From 2002 through 2010, New Jersey law required multi-state taxpayers to apportion income to New Jersey using a three factor formula that weighed sales, property and payroll. The sales factor generally equaled New Jersey sales over total sales. The throw-out rule dictated that the sales factor equaled New Jersey sales over total taxed sales. Sales that were not taxed by any state were removed from the denominator of the sales factor, thus increasing the fraction.

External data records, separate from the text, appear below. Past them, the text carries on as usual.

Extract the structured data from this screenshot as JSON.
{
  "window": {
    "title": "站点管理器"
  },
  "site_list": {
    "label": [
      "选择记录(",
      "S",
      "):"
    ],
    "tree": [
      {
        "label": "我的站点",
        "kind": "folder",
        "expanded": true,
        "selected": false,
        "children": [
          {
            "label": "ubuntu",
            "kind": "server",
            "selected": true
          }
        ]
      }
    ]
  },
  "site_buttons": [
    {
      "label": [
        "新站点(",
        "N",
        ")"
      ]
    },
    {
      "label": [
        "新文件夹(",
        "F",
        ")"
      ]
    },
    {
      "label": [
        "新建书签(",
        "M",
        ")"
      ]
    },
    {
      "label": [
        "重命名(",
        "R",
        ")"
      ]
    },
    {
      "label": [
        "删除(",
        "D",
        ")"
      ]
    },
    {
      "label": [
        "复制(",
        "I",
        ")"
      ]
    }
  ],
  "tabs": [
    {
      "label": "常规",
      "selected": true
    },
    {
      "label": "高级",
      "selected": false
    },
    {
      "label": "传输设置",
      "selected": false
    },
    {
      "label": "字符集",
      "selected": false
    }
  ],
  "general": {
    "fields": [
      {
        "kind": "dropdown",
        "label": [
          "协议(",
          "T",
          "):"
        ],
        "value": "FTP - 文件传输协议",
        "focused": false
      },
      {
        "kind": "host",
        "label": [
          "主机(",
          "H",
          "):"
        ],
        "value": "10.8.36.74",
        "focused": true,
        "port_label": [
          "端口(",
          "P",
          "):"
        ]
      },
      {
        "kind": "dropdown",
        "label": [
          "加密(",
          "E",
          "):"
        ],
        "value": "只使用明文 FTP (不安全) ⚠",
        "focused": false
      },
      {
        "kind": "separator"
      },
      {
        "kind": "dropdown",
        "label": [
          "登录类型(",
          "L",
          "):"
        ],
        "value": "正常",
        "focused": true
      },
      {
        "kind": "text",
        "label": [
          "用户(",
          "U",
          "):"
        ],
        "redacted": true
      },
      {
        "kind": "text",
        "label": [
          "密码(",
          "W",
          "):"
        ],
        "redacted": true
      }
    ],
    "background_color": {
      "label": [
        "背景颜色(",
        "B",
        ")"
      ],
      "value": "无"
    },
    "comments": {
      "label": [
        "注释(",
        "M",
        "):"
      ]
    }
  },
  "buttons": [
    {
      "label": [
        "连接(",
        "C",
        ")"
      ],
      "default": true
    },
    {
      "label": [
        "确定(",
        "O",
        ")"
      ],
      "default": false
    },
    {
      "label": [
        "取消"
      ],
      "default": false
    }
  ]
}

Lorillard licensed intellectual property and received royalty payments from its wholly owned subsidiary, which made sales in all 50 states. Lorillard was formed in North Carolina and had no physical presence in New Jersey during the years at issue. New Jersey assessed Lorillard $24,251,739 in corporate business tax for tax years 1999 through 2004. Lorillard paid almost $6 million of the assessment based on its interpretation of the throw-out rule. The Division of Taxation argued that Lorillard sales that were not taxed in other states should not be included in the denominator. The Superior Court held against the Division of Taxation, affirming the lower court’s decision.

The Ruling

Based on New Jersey precedent, the court reasoned that the throw-out rule only removes sales from the denominator if the sales were not taxed by another state as the taxpayer did not have the “requisite constitutional contacts with the state or because of congressional action.” Whirlpool Props. Inc. v. Dir., Div. of Taxation. The court further reasoned that Lorillard had sufficient constitutional contacts with the other states based on its subsidiary’s actions. Specifically, the court cited to Lanco, Inc. v. Dir., Div. of Taxation, which held that “a state has the authority to tax a trademark holding company with no physical presence in the state based on the company’s receipt of royalty payments from sales in the state by a trademark licensee.” Whether or not the other states actually taxed Lorillard was irrelevant.

Although the throw-out rule was repealed effective July 2010, taxpayers whose four year statute of limitations for corporate business tax is still open may consider pursuing a refund claim.